Organisation of pupils into groups

The ways in which pupils are organised into groups are not covered by any centralised regulations. Apart from classes which work in mixed-age groups (in particular, classes of 5 to 8 year olds) and which use individualisation techniques, primary education is largely undifferentiated: all pupils in the same class are often faced with the same activities.

In certain classes, other methods are used:

  • group work for tasks involving discovery activities (history, geography, and science) ;
  • differentiated work on assignments: reading or mathematics work is most often handled this way ;
  • certain computer programmes (software) were introduced a few years ago and their use is spreading, thereby enabling a certain degree of differentiation in teaching or correction.


In the face of some abuses, a decree has defined and given a legal status to the limits to be respected as regards homework.
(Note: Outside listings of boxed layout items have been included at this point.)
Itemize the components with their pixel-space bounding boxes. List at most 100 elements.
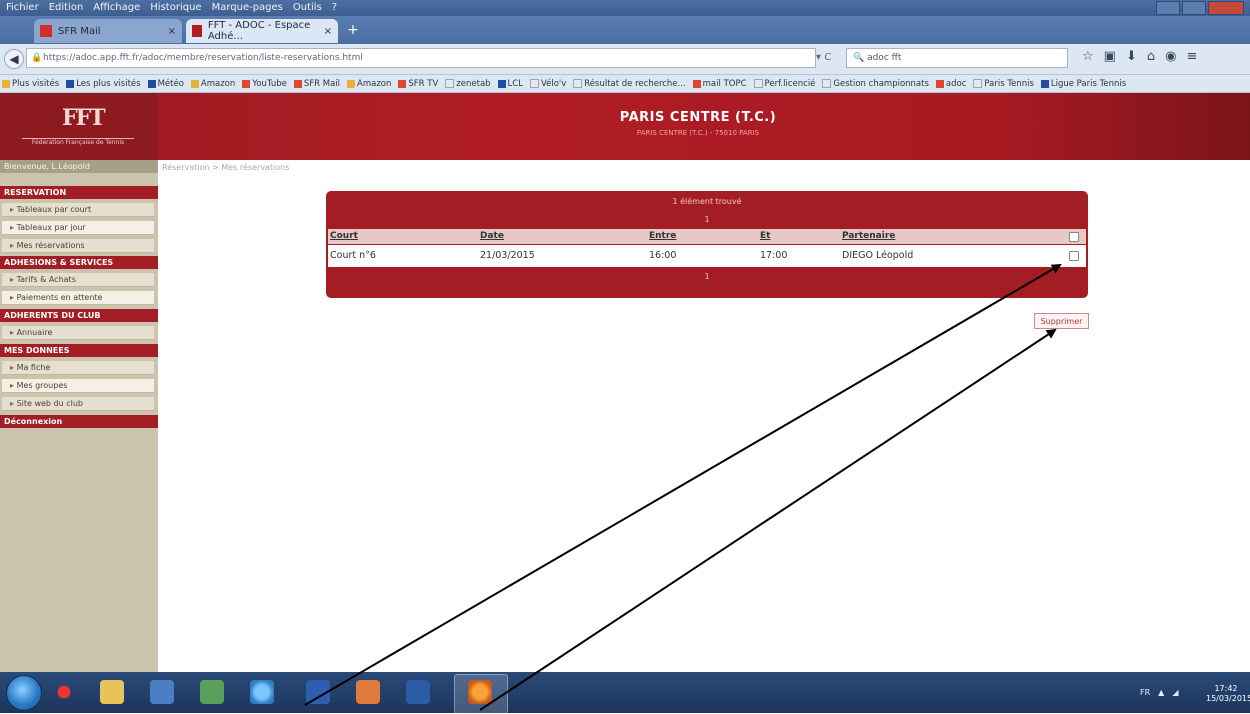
close-window-button[interactable] bbox=[1208, 1, 1244, 15]
bookmark-item[interactable]: Plus visités bbox=[2, 79, 59, 89]
column-header-partenaire[interactable]: Partenaire bbox=[842, 231, 895, 241]
table-header-row bbox=[328, 229, 1086, 244]
bookmark-item[interactable]: Amazon bbox=[347, 79, 391, 89]
bookmark-star-icon[interactable]: ☆ bbox=[1082, 49, 1094, 64]
fft-logo[interactable]: FFT Fédération Française de Tennis bbox=[0, 93, 158, 160]
powerpoint-icon[interactable] bbox=[356, 680, 380, 704]
pagination-bottom[interactable]: 1 bbox=[326, 272, 1088, 281]
bookmark-item[interactable]: Gestion championnats bbox=[822, 79, 929, 89]
bookmark-item[interactable]: Ligue Paris Tennis bbox=[1040, 79, 1126, 89]
select-all-checkbox[interactable] bbox=[1069, 232, 1079, 242]
bookmark-item[interactable]: Météo bbox=[147, 79, 184, 89]
sidebar-section-mes-donnees[interactable]: MES DONNEES bbox=[0, 344, 158, 357]
file-explorer-icon[interactable] bbox=[100, 680, 124, 704]
cell-et: 17:00 bbox=[760, 250, 788, 261]
arrow-to-delete-button bbox=[479, 328, 1057, 711]
bookmark-item[interactable]: YouTube bbox=[242, 79, 287, 89]
column-header-date[interactable]: Date bbox=[480, 231, 504, 241]
sidebar-item-site-web[interactable]: Site web du club bbox=[2, 397, 154, 411]
pocket-icon[interactable]: ◉ bbox=[1165, 49, 1176, 64]
menu-file[interactable]: Fichier bbox=[6, 2, 39, 13]
media-player-icon[interactable] bbox=[52, 680, 76, 704]
clock-date: 15/03/2015 bbox=[1206, 694, 1250, 703]
clock-time: 17:42 bbox=[1214, 684, 1238, 693]
home-icon[interactable]: ⌂ bbox=[1147, 49, 1155, 64]
menu-bookmarks[interactable]: Marque-pages bbox=[212, 2, 283, 13]
maximize-button[interactable] bbox=[1182, 1, 1206, 15]
bookmark-item[interactable]: Vélo'v bbox=[529, 79, 566, 89]
delete-button[interactable]: Supprimer bbox=[1034, 313, 1089, 329]
sidebar-item-tableaux-par-jour[interactable]: Tableaux par jour bbox=[2, 221, 154, 235]
tab-fft-adoc[interactable]: FFT - ADOC - Espace Adhé... × bbox=[186, 19, 338, 43]
control-panel-icon[interactable] bbox=[150, 680, 174, 704]
sidebar-item-paiements[interactable]: Paiements en attente bbox=[2, 291, 154, 305]
firefox-icon[interactable] bbox=[468, 680, 492, 704]
reload-icon[interactable]: ▾ C bbox=[816, 48, 846, 68]
row-select-checkbox[interactable] bbox=[1069, 251, 1079, 261]
tab-label: SFR Mail bbox=[58, 25, 101, 37]
sidebar-item-annuaire[interactable]: Annuaire bbox=[2, 326, 154, 340]
bookmark-item[interactable]: Amazon bbox=[190, 79, 235, 89]
arrow-to-checkbox bbox=[304, 263, 1062, 706]
breadcrumb[interactable]: Réservation > Mes réservations bbox=[162, 163, 289, 172]
search-value: adoc fft bbox=[867, 53, 902, 63]
paint-icon[interactable] bbox=[200, 680, 224, 704]
column-header-entre[interactable]: Entre bbox=[649, 231, 676, 241]
bookmark-item[interactable]: Les plus visités bbox=[66, 79, 141, 89]
outlook-icon[interactable] bbox=[306, 680, 330, 704]
sidebar-section-reservation[interactable]: RESERVATION bbox=[0, 186, 158, 199]
bookmarks-bar: Plus visités Les plus visités Météo Amaz… bbox=[0, 75, 1250, 93]
sidebar-item-ma-fiche[interactable]: Ma fiche bbox=[2, 361, 154, 375]
clock[interactable]: 17:42 15/03/2015 bbox=[1206, 684, 1250, 704]
menu-history[interactable]: Historique bbox=[150, 2, 201, 13]
sidebar-item-tableaux-par-court[interactable]: Tableaux par court bbox=[2, 203, 154, 217]
url-bar[interactable]: 🔒 https://adoc.app.fft.fr/adoc/membre/re… bbox=[26, 48, 816, 68]
pagination-top[interactable]: 1 bbox=[326, 215, 1088, 224]
sidebar-item-tarifs[interactable]: Tarifs & Achats bbox=[2, 273, 154, 287]
sidebar-section-adhesions[interactable]: ADHESIONS & SERVICES bbox=[0, 256, 158, 269]
tab-close-icon[interactable]: × bbox=[324, 26, 332, 37]
word-icon[interactable] bbox=[406, 680, 430, 704]
column-header-court[interactable]: Court bbox=[330, 231, 358, 241]
system-tray: FR ▲ ◢ bbox=[1140, 688, 1178, 697]
language-indicator[interactable]: FR bbox=[1140, 688, 1150, 697]
menu-icon[interactable]: ≡ bbox=[1186, 49, 1197, 64]
menu-help[interactable]: ? bbox=[332, 2, 337, 13]
menu-view[interactable]: Affichage bbox=[93, 2, 140, 13]
sidebar-item-mes-reservations[interactable]: Mes réservations bbox=[2, 239, 154, 253]
sidebar-logout[interactable]: Déconnexion bbox=[0, 415, 158, 428]
bookmark-item[interactable]: mail TOPC bbox=[692, 79, 747, 89]
bookmark-item[interactable]: Paris Tennis bbox=[973, 79, 1034, 89]
sfr-favicon-icon bbox=[40, 25, 52, 37]
menu-edit[interactable]: Edition bbox=[49, 2, 84, 13]
bookmark-item[interactable]: SFR Mail bbox=[293, 79, 340, 89]
bookmark-item[interactable]: Résultat de recherche... bbox=[573, 79, 686, 89]
minimize-button[interactable] bbox=[1156, 1, 1180, 15]
reading-list-icon[interactable]: ▣ bbox=[1104, 49, 1116, 64]
bookmark-item[interactable]: zenetab bbox=[445, 79, 491, 89]
sidebar-item-mes-groupes[interactable]: Mes groupes bbox=[2, 379, 154, 393]
tab-close-icon[interactable]: × bbox=[168, 26, 176, 37]
volume-icon[interactable]: ◢ bbox=[1172, 688, 1178, 697]
internet-explorer-icon[interactable] bbox=[250, 680, 274, 704]
cell-partenaire: DIEGO Léopold bbox=[842, 250, 914, 261]
bookmark-item[interactable]: LCL bbox=[497, 79, 523, 89]
tab-sfr-mail[interactable]: SFR Mail × bbox=[34, 19, 182, 43]
menu-tools[interactable]: Outils bbox=[293, 2, 322, 13]
new-tab-button[interactable]: + bbox=[342, 20, 364, 40]
bookmark-item[interactable]: adoc bbox=[935, 79, 966, 89]
search-input[interactable]: 🔍 adoc fft bbox=[846, 48, 1068, 68]
bookmark-item[interactable]: Perf.licencié bbox=[753, 79, 815, 89]
user-welcome[interactable]: Bienvenue, L.Léopold bbox=[0, 160, 158, 173]
bookmark-item[interactable]: SFR TV bbox=[398, 79, 438, 89]
sidebar-section-adherents[interactable]: ADHERENTS DU CLUB bbox=[0, 309, 158, 322]
fft-favicon-icon bbox=[192, 25, 202, 37]
tray-arrow-icon[interactable]: ▲ bbox=[1158, 688, 1164, 697]
club-name: PARIS CENTRE (T.C.) bbox=[619, 110, 777, 125]
download-icon[interactable]: ⬇ bbox=[1126, 49, 1137, 64]
column-header-et[interactable]: Et bbox=[760, 231, 770, 241]
back-button[interactable]: ◀ bbox=[4, 49, 24, 69]
start-button[interactable] bbox=[6, 675, 42, 711]
fft-logo-icon: FFT bbox=[62, 105, 106, 131]
search-icon: 🔍 bbox=[853, 53, 868, 63]
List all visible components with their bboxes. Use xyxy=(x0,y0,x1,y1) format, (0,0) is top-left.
Only the reading and presentation of activities carried out during school time to parents and others are authorised during the first two years of primary school. Afterwards, the pouvoirs organisateurs have the option, but not the obligation, to set homework adapted to the level of education. Homework assignments must prolong learning already carried out, take into account the individual characteristics of pupils, and be the object of rapid assessment of exclusively formative character. It must be possible to carry out these assignments without the assistance of an adult, and if reference documents are necessary, it must be ensured that all pupils have access to them. Lastly, pupils should have a reasonable deadline to carry out these assignments, and their length should not exceed 20 to 30 minutes per day, depending on the year of study.